Loading your marketing materials with images of women is not enough, however. You must also create real programming for women. Do you offer women-only high-intensity interval training classes, extra women-only swim times, or self-defense classes for women? Do you offer co-ed basketball leagues or squash tournaments? Make your programming for women solid, and then talk it up as much as possible. Highlight your offerings on social media. Send emails. Offer prospective clients chances to take part for free, and invite current members to bring a friend at no charge.
On that note, make sure you’re advertising in establishments and publications that cater to women. Is there a clothing boutique or nail salon near the gym? Ask if you can hang flyers announcing a new women-only cycling class. Partner with local businesswomen’s associations and request that they include mention of your facility in their next newsletter. If you have branches nationally, consider buying ad space in magazines like Self, Women’s World, and Women’s Health.
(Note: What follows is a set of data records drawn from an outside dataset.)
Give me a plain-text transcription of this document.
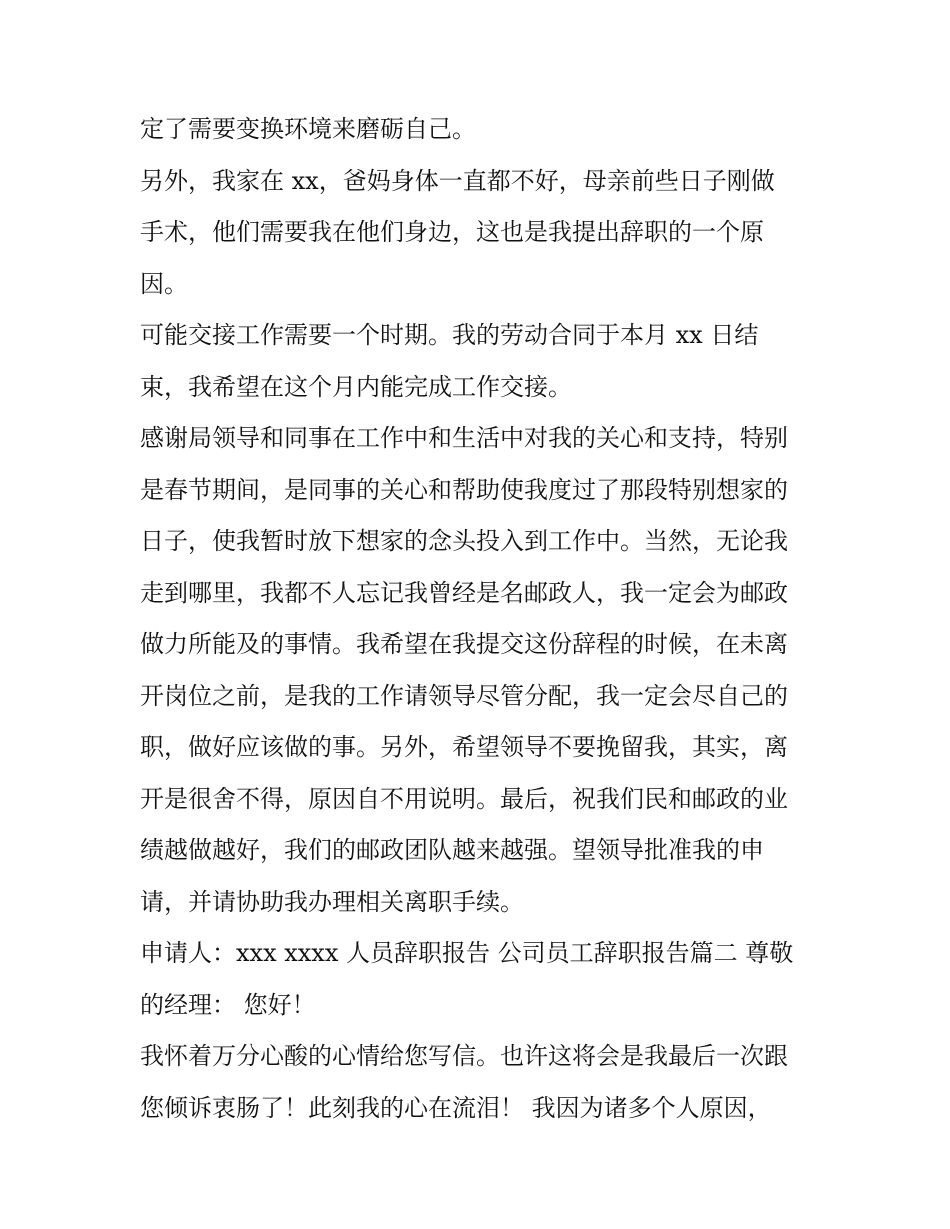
定了需要变换环境来磨砺自己。
另外，我家在 xx，爸妈身体一直都不好，母亲前些日子刚做
手术，他们需要我在他们身边，这也是我提出辞职的一个原
因。
可能交接工作需要一个时期。我的劳动合同于本月 xx 日结
束，我希望在这个月内能完成工作交接。
感谢局领导和同事在工作中和生活中对我的关心和支持，特别
是春节期间，是同事的关心和帮助使我度过了那段特别想家的
日子，使我暂时放下想家的念头投入到工作中。当然，无论我
走到哪里，我都不人忘记我曾经是名邮政人，我一定会为邮政
做力所能及的事情。我希望在我提交这份辞程的时候，在未离
开岗位之前，是我的工作请领导尽管分配，我一定会尽自己的
职，做好应该做的事。另外，希望领导不要挽留我，其实，离
开是很舍不得，原因自不用说明。最后，祝我们民和邮政的业
绩越做越好，我们的邮政团队越来越强。望领导批准我的申
请，并请协助我办理相关离职手续。
申请人：xxx xxxx 人员辞职报告 公司员工辞职报告篇二 尊敬
的经理： 您好！
我怀着万分心酸的心情给您写信。也许这将会是我最后一次跟
您倾诉衷肠了！此刻我的心在流泪！ 我因为诸多个人原因，
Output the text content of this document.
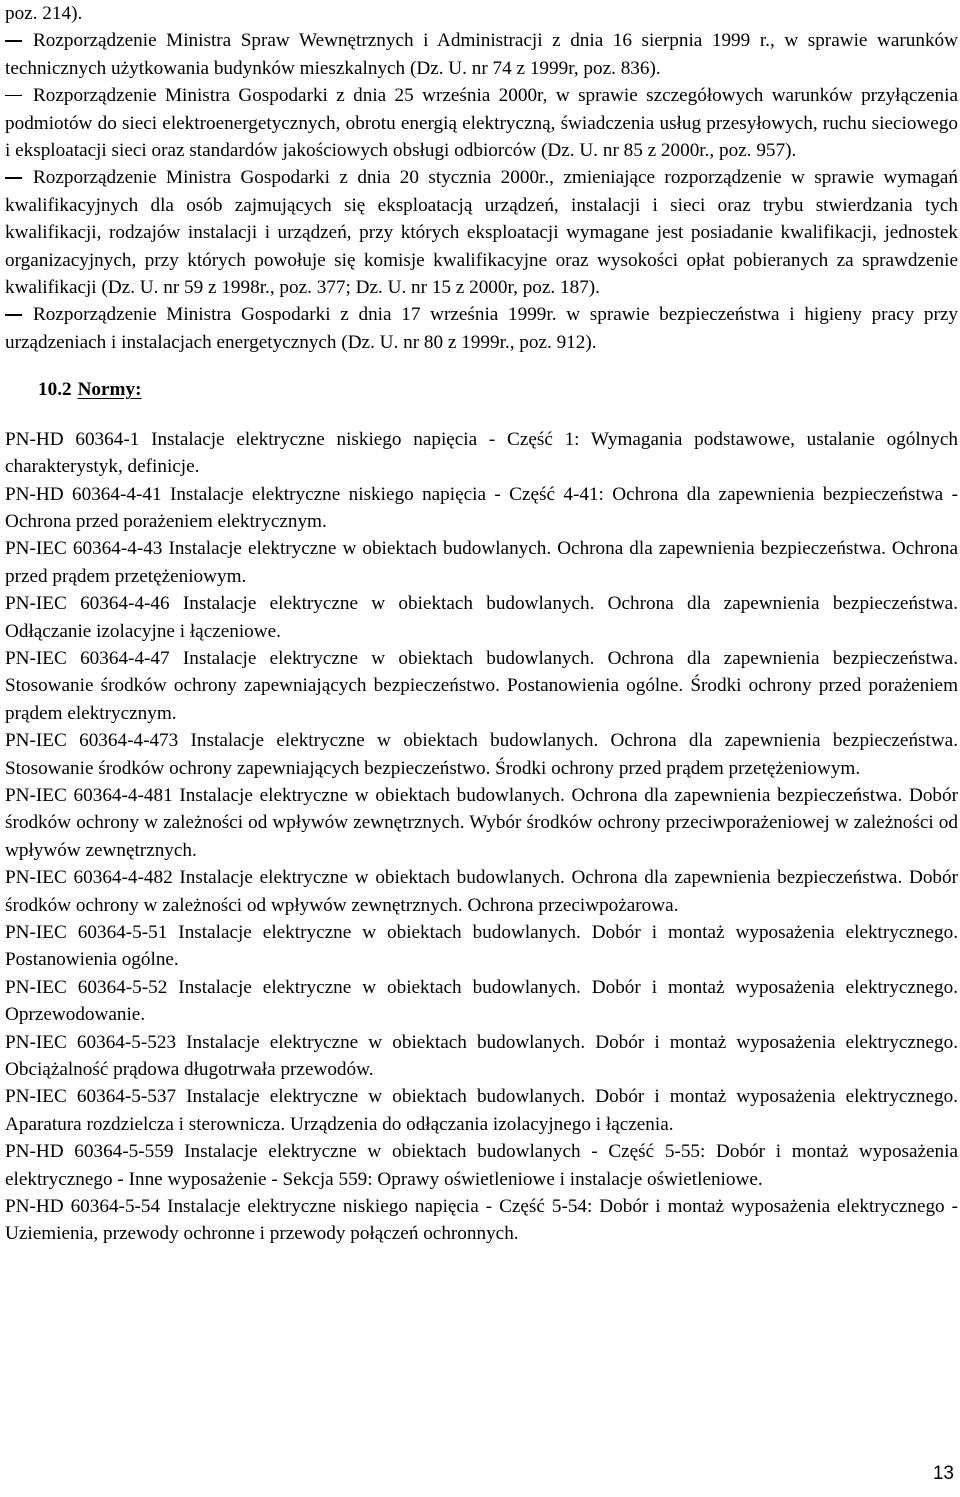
poz. 214).

Rozporządzenie Ministra Spraw Wewnętrznych i Administracji z dnia 16 sierpnia 1999 r., w sprawie warunków technicznych użytkowania budynków mieszkalnych (Dz. U. nr 74 z 1999r, poz. 836).
Rozporządzenie Ministra Gospodarki z dnia 25 września 2000r, w sprawie szczegółowych warunków przyłączenia podmiotów do sieci elektroenergetycznych, obrotu energią elektryczną, świadczenia usług przesyłowych, ruchu sieciowego i eksploatacji sieci oraz standardów jakościowych obsługi odbiorców (Dz. U. nr 85 z 2000r., poz. 957).
Rozporządzenie Ministra Gospodarki z dnia 20 stycznia 2000r., zmieniające rozporządzenie w sprawie wymagań kwalifikacyjnych dla osób zajmujących się eksploatacją urządzeń, instalacji i sieci oraz trybu stwierdzania tych kwalifikacji, rodzajów instalacji i urządzeń, przy których eksploatacji wymagane jest posiadanie kwalifikacji, jednostek organizacyjnych, przy których powołuje się komisje kwalifikacyjne oraz wysokości opłat pobieranych za sprawdzenie kwalifikacji (Dz. U. nr 59 z 1998r., poz. 377; Dz. U. nr 15 z 2000r, poz. 187).
Rozporządzenie Ministra Gospodarki z dnia 17 września 1999r. w sprawie bezpieczeństwa i higieny pracy przy urządzeniach i instalacjach energetycznych (Dz. U. nr 80 z 1999r., poz. 912).
10.2 Normy:

PN-HD 60364-1 Instalacje elektryczne niskiego napięcia - Część 1: Wymagania podstawowe, ustalanie ogólnych charakterystyk, definicje.

PN-HD 60364-4-41 Instalacje elektryczne niskiego napięcia - Część 4-41: Ochrona dla zapewnienia bezpieczeństwa - Ochrona przed porażeniem elektrycznym.

PN-IEC 60364-4-43 Instalacje elektryczne w obiektach budowlanych. Ochrona dla zapewnienia bezpieczeństwa. Ochrona przed prądem przetężeniowym.

PN-IEC 60364-4-46 Instalacje elektryczne w obiektach budowlanych. Ochrona dla zapewnienia bezpieczeństwa. Odłączanie izolacyjne i łączeniowe.

PN-IEC 60364-4-47 Instalacje elektryczne w obiektach budowlanych. Ochrona dla zapewnienia bezpieczeństwa. Stosowanie środków ochrony zapewniających bezpieczeństwo. Postanowienia ogólne. Środki ochrony przed porażeniem prądem elektrycznym.

PN-IEC 60364-4-473 Instalacje elektryczne w obiektach budowlanych. Ochrona dla zapewnienia bezpieczeństwa. Stosowanie środków ochrony zapewniających bezpieczeństwo. Środki ochrony przed prądem przetężeniowym.

PN-IEC 60364-4-481 Instalacje elektryczne w obiektach budowlanych. Ochrona dla zapewnienia bezpieczeństwa. Dobór środków ochrony w zależności od wpływów zewnętrznych. Wybór środków ochrony przeciwporażeniowej w zależności od wpływów zewnętrznych.

PN-IEC 60364-4-482 Instalacje elektryczne w obiektach budowlanych. Ochrona dla zapewnienia bezpieczeństwa. Dobór środków ochrony w zależności od wpływów zewnętrznych. Ochrona przeciwpożarowa.

PN-IEC 60364-5-51 Instalacje elektryczne w obiektach budowlanych. Dobór i montaż wyposażenia elektrycznego. Postanowienia ogólne.

PN-IEC 60364-5-52 Instalacje elektryczne w obiektach budowlanych. Dobór i montaż wyposażenia elektrycznego. Oprzewodowanie.

PN-IEC 60364-5-523 Instalacje elektryczne w obiektach budowlanych. Dobór i montaż wyposażenia elektrycznego. Obciążalność prądowa długotrwała przewodów.

PN-IEC 60364-5-537 Instalacje elektryczne w obiektach budowlanych. Dobór i montaż wyposażenia elektrycznego. Aparatura rozdzielcza i sterownicza. Urządzenia do odłączania izolacyjnego i łączenia.

PN-HD 60364-5-559 Instalacje elektryczne w obiektach budowlanych - Część 5-55: Dobór i montaż wyposażenia elektrycznego - Inne wyposażenie - Sekcja 559: Oprawy oświetleniowe i instalacje oświetleniowe.

PN-HD 60364-5-54 Instalacje elektryczne niskiego napięcia - Część 5-54: Dobór i montaż wyposażenia elektrycznego - Uziemienia, przewody ochronne i przewody połączeń ochronnych.

13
Finally, engage the advice of the experts. Ask the women in your club what kinds of services do they want, then do your best to provide those services, and let everyone know that you’re doing so. Don’t forget to go to the official experts, too. Some marketing consultants focus exclusively on strategies for marketing to women; they can point out weaknesses in your existing campaign and show you how to polish it up for the demographic. Plenty of books and articles on the subject exist too. I’m not suggesting, by the way, that you forget all about the men—but chances are that if the women are happy, the men will be too.